Los partidos políticos son una pieza imprescindible en los Estados democráticos y también lo es el principio de libertad que debe definir su posición y su régimen jurídico-constitucional.

Libertad para crear un partido, para decidir sus fines y su orientación ideológica, para acordar cómo organizarlo y qué líneas de actuación seguir.

Esta libertad no es obviamente absoluta, porque debe compatibilizarse con otros principios y obligaciones que también definen el estatus constitucional de un partido, pero, sin duda, la limitación más relevante que puede sufrir dicha libertad se da en aquellos países europeos en los que es posible prohibir un partido político.

El Art. 21 de la Ley Fundamental de Alemania, dedicado a los partidos políticos, establece en su apartado II que:

“Son inconstitucionales los partidos que, por sus fines o por la conducta de sus seguidores, persigan menoscabar o eliminar el orden fundamental democrático libre o poner en peligro la existencia de la República Federal de Alemania”, y añade que “corresponde al Tribunal Constitucional declarar dicha inconstitucionalidad”.

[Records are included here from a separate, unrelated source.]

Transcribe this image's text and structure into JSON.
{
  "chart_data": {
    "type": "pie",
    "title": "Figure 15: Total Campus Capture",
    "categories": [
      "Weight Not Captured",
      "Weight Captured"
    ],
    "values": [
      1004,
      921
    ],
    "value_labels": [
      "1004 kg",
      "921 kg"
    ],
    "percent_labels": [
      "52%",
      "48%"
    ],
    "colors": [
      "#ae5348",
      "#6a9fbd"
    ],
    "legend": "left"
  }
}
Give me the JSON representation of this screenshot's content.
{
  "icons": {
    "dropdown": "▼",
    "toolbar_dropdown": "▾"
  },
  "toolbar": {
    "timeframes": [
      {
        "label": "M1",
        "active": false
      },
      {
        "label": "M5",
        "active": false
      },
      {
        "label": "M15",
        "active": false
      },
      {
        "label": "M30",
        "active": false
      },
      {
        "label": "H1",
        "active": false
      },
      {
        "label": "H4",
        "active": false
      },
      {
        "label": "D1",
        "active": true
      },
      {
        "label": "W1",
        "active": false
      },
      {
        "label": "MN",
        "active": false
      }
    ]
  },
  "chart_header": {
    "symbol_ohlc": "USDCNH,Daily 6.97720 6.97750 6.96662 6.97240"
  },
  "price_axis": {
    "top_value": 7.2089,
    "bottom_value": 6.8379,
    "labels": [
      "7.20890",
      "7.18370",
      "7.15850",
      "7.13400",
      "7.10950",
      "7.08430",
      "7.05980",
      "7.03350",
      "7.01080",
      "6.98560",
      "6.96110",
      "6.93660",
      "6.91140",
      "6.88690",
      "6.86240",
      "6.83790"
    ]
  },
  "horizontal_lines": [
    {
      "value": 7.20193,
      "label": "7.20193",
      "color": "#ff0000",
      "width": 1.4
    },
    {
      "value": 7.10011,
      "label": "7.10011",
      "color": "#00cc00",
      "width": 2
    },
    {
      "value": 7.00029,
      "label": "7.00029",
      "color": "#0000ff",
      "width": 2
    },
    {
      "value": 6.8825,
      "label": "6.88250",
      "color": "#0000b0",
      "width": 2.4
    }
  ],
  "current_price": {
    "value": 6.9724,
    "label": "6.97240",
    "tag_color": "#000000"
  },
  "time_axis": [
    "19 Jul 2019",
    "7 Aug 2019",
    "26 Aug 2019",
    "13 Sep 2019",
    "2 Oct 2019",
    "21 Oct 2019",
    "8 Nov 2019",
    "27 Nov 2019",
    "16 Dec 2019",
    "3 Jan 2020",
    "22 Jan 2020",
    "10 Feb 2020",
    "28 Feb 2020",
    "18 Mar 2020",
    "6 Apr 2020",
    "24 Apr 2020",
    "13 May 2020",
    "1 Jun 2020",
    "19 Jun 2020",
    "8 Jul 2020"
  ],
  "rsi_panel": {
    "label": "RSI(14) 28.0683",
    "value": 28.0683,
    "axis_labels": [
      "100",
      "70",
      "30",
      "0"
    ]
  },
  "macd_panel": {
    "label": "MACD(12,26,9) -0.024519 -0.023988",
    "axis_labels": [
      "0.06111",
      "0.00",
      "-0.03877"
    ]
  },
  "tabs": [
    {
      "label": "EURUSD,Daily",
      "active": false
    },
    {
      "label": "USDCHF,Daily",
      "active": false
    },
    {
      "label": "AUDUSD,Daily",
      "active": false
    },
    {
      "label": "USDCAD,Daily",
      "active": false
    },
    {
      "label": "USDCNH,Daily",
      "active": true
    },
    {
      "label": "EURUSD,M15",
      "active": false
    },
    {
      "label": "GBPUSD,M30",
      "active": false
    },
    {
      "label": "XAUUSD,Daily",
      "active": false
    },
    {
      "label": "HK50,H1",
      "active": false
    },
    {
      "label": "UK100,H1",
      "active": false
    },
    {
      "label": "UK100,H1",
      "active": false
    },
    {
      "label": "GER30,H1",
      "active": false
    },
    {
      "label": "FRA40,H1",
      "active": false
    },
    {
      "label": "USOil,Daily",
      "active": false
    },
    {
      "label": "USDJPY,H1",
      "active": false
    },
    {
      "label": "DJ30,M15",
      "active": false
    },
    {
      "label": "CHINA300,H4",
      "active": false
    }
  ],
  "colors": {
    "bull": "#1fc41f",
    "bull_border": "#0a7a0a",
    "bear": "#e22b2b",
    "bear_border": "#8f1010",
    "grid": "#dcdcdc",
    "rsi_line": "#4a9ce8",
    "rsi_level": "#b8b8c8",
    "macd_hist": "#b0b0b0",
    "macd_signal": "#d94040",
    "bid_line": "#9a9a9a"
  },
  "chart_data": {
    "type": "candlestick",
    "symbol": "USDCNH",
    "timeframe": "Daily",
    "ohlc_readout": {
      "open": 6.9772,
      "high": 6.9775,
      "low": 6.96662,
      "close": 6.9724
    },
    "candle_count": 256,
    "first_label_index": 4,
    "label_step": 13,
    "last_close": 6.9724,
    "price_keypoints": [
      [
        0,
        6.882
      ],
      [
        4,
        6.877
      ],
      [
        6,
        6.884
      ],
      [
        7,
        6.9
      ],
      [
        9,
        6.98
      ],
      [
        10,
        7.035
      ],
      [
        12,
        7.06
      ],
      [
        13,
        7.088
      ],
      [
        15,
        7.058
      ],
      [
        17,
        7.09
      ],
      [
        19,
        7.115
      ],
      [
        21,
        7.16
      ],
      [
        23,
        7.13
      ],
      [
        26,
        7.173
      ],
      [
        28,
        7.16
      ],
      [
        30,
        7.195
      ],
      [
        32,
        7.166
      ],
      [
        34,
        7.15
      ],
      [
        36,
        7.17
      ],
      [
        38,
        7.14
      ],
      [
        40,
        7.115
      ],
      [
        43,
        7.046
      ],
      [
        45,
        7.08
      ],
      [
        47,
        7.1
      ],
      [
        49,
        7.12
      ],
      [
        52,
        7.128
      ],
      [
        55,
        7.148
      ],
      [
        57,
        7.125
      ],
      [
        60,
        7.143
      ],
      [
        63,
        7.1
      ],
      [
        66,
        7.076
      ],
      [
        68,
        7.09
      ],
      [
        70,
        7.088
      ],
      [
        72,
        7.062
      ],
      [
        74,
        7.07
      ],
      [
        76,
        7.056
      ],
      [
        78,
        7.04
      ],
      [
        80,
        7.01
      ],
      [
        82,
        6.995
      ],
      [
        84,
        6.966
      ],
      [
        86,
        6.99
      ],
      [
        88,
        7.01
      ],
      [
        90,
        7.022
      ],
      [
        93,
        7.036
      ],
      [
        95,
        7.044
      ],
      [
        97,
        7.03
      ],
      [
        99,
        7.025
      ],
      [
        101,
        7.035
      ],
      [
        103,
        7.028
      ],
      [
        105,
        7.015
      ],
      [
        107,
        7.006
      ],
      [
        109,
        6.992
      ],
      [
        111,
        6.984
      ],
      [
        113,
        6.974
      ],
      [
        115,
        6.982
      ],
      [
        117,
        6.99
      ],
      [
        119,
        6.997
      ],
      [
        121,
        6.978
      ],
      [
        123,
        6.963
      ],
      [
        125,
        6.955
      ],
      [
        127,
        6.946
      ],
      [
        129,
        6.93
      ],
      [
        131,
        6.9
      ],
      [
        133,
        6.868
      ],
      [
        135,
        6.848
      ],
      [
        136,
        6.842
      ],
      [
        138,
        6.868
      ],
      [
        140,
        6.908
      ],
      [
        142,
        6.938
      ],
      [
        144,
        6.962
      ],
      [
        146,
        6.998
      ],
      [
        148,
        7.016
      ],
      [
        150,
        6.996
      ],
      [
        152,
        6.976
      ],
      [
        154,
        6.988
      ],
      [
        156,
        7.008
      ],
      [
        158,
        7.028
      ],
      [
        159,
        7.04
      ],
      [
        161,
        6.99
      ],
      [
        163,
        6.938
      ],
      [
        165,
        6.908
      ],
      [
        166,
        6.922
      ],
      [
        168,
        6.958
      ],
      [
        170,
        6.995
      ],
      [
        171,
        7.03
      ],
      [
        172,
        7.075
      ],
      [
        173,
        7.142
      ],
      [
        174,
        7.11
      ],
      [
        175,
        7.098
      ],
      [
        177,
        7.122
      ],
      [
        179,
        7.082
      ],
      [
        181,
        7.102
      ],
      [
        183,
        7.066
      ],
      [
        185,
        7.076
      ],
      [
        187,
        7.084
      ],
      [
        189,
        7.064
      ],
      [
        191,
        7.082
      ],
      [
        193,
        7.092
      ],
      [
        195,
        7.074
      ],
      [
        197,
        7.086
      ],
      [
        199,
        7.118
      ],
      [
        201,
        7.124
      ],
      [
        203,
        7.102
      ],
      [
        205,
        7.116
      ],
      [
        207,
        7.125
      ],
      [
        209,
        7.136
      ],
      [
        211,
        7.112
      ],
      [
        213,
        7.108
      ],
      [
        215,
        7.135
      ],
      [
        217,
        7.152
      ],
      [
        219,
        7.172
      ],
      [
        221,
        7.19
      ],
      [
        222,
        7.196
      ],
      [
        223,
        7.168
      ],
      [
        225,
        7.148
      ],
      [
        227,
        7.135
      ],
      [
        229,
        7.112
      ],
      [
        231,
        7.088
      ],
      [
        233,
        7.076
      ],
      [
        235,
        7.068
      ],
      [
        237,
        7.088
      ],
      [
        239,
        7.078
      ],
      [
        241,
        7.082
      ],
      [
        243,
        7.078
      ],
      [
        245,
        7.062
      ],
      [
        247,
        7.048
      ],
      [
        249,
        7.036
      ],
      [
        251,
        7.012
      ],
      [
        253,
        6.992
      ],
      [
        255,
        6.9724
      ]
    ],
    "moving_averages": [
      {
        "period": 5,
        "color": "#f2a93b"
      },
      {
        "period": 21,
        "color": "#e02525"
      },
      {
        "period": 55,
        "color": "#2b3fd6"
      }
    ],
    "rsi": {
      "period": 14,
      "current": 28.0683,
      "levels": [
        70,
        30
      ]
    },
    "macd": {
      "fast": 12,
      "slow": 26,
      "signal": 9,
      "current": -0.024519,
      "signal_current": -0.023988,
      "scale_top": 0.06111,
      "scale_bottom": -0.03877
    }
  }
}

Como podemos observar, existen unos fundamentos básicos fundamentales, que nos orientan a entender cuando no es jurídica y políticamente viable, es decir, imposible la existencia de un partido político en Alemania por razones constitucionales, es normal entenderlo en un pais que llamamos serio, en democracia.

Esa libertad de organizar un partido político obviamente no es absoluta; ya que debe ser compatible con otros principios y obligaciones que definen ese estatus constitucional, pero la más relevante de todas es, que no persigan menoscabar o eliminar el orden fundamental democrático libre, o poner en peligro la existencia de la República Federal de Alemania, y añade que “corresponde al Tribunal Constitucional declarar dicha inconstitucionalidad”.

Contrario a lo que vivimos en Colombia, y ante la autorización de cuanto movimiento y partido aparece como por arte de magia, unos de garaje y otros por resurrección, y más aún, con la liviandad y el libertinaje institucional de los organismos diseñados para la autorización de estos, otro deporte nacional, no sería posible llevar a cabo exigencias institucionales como es el caso de Alemania.

Hay partidos existentes, que a diario colocan en peligro la existencia de nuestra república; sus integrantes, generalmente desde sus directivos asumen conductas hasta destructivas de la institucionalidad; no se conciben límites a la libertad de crear partidos; todos ellos obedecen a un interés particular, electorero por demás; en cada elección aparece un realinderamiento de intereses mezquinos, que se ven reflejados en nuevos partidos.

Ojalá seamos libres para consolidar los que tenemos y, libertad también de crearlos, pero con la limitación de la responsabilidad, que implica la bandera al derecho y no al revés.